As for citizens’ language rights, the law does allow for some multilingualism. The right to be educated in a minority language can be exercised in Ukraine’s public schools, but only at preschool and elementary stages. At the university level, it is also possible to have one or several courses taught in English or other official languages of the European Union. A similar linguistic diversity is permitted in science, art, entertainment, theater, and cinema, provided that a film or a theatrical play is subtitled (or translated) into Ukrainian too. Print media may be accessible in any language, if the same number of copies of identical content appear in Ukrainian on the same day. For books, the law prescribes a minimum of 50 percent of Ukrainian-language titles be published within a year. The quota in broadcasting remains 75 percent for Ukrainian-language content. The language of the service sector, transportation, and public medicine is Ukrainian, though a different language may be used if the client or patient requests it.
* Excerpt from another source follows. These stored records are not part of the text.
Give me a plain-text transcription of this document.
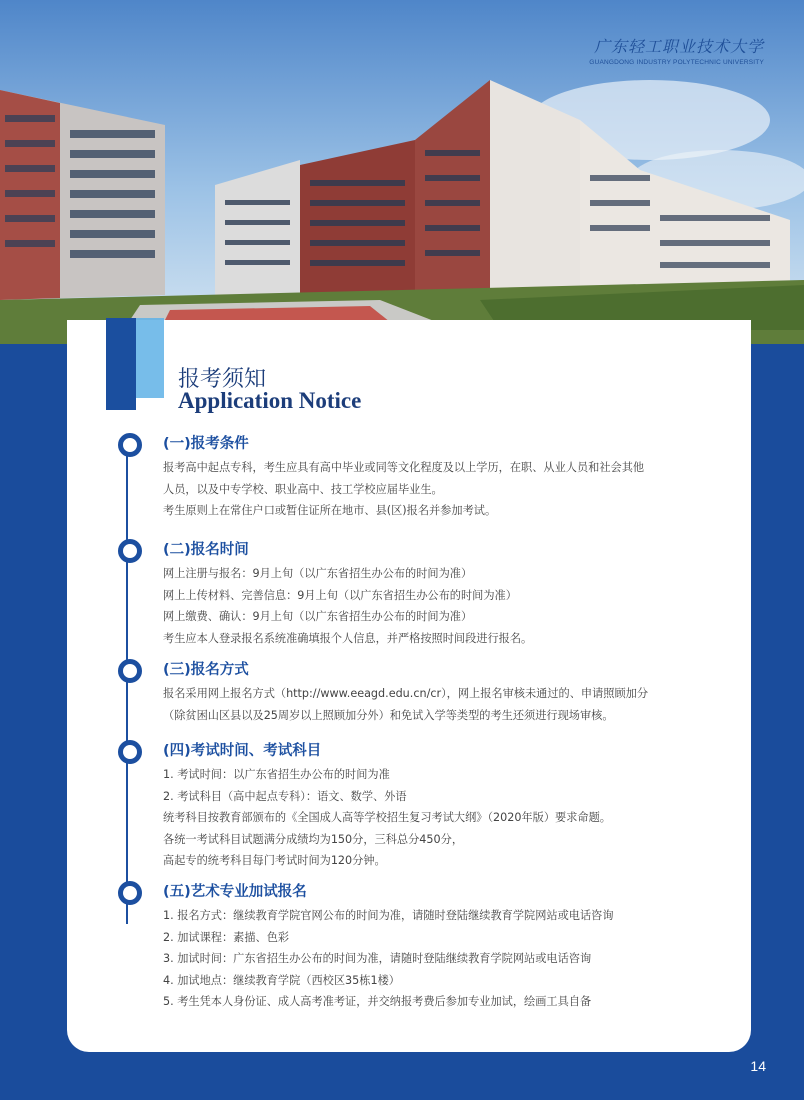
广东轻工职业技术大学
GUANGDONG INDUSTRY POLYTECHNIC UNIVERSITY
报考须知
Application Notice
(一)报考条件
报考高中起点专科，考生应具有高中毕业或同等文化程度及以上学历，在职、从业人员和社会其他
人员，以及中专学校、职业高中、技工学校应届毕业生。
考生原则上在常住户口或暂住证所在地市、县(区)报名并参加考试。
(二)报名时间
网上注册与报名：9月上旬（以广东省招生办公布的时间为准）
网上上传材料、完善信息：9月上旬（以广东省招生办公布的时间为准）
网上缴费、确认：9月上旬（以广东省招生办公布的时间为准）
考生应本人登录报名系统准确填报个人信息，并严格按照时间段进行报名。
(三)报名方式
报名采用网上报名方式（http://www.eeagd.edu.cn/cr），网上报名审核未通过的、申请照顾加分
（除贫困山区县以及25周岁以上照顾加分外）和免试入学等类型的考生还须进行现场审核。
(四)考试时间、考试科目
1. 考试时间：以广东省招生办公布的时间为准
2. 考试科目（高中起点专科）：语文、数学、外语
统考科目按教育部颁布的《全国成人高等学校招生复习考试大纲》（2020年版）要求命题。
各统一考试科目试题满分成绩均为150分，三科总分450分，
高起专的统考科目每门考试时间为120分钟。
(五)艺术专业加试报名
1. 报名方式：继续教育学院官网公布的时间为准，请随时登陆继续教育学院网站或电话咨询
2. 加试课程：素描、色彩
3. 加试时间：广东省招生办公布的时间为准，请随时登陆继续教育学院网站或电话咨询
4. 加试地点：继续教育学院（西校区35栋1楼）
5. 考生凭本人身份证、成人高考准考证，并交纳报考费后参加专业加试，绘画工具自备
14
Under this law, Russian is envisioned solely as a minority language, available as a medium of instruction in kindergartens and elementary schools; a means of communication at academic conferences on Russian philology; and a language used at cultural events and performances (should the author or artist suggest its use). Russian may also be used in newspapers, magazines, journals, and books, as well as in TV and radio broadcasting, provided the respective share of Ukrainian-language product is observed. In cafes and shops, public transport and hospitals, Russian can be spoken too, if agreed on by both parties. Finally, the domain of private communication is free of legislative regulation, which allows various languages to be used.

Since many of the provisions are postponed for a period ranging from six months to ten years, the 2019 law provides for a gradual, nonspeedy Ukrainianization. Its ideological loading resonates with time — Ukraine is now marking the fifth year of ongoing armed conflict with Russia — as the law embodies a symbolic victory of the Ukrainian language over Russian. Whether Ukrainian people speaking different languages also come out as winners depends on how the law is implemented. And this remains to be seen.

 


[1]Volodymyr Kulyk, “Zakon pro funktsionuvannia ukraїns’koї movy v svitli preferentsii hromadian shchodo movnoї polityky derzhavy” [The law on the functioning of the Ukrainian language in light of citizens’ preferences for the state language policy], forthcoming in Naukovi Zapysky, I. F. Kuras Institute of Political and Ethnic Studies.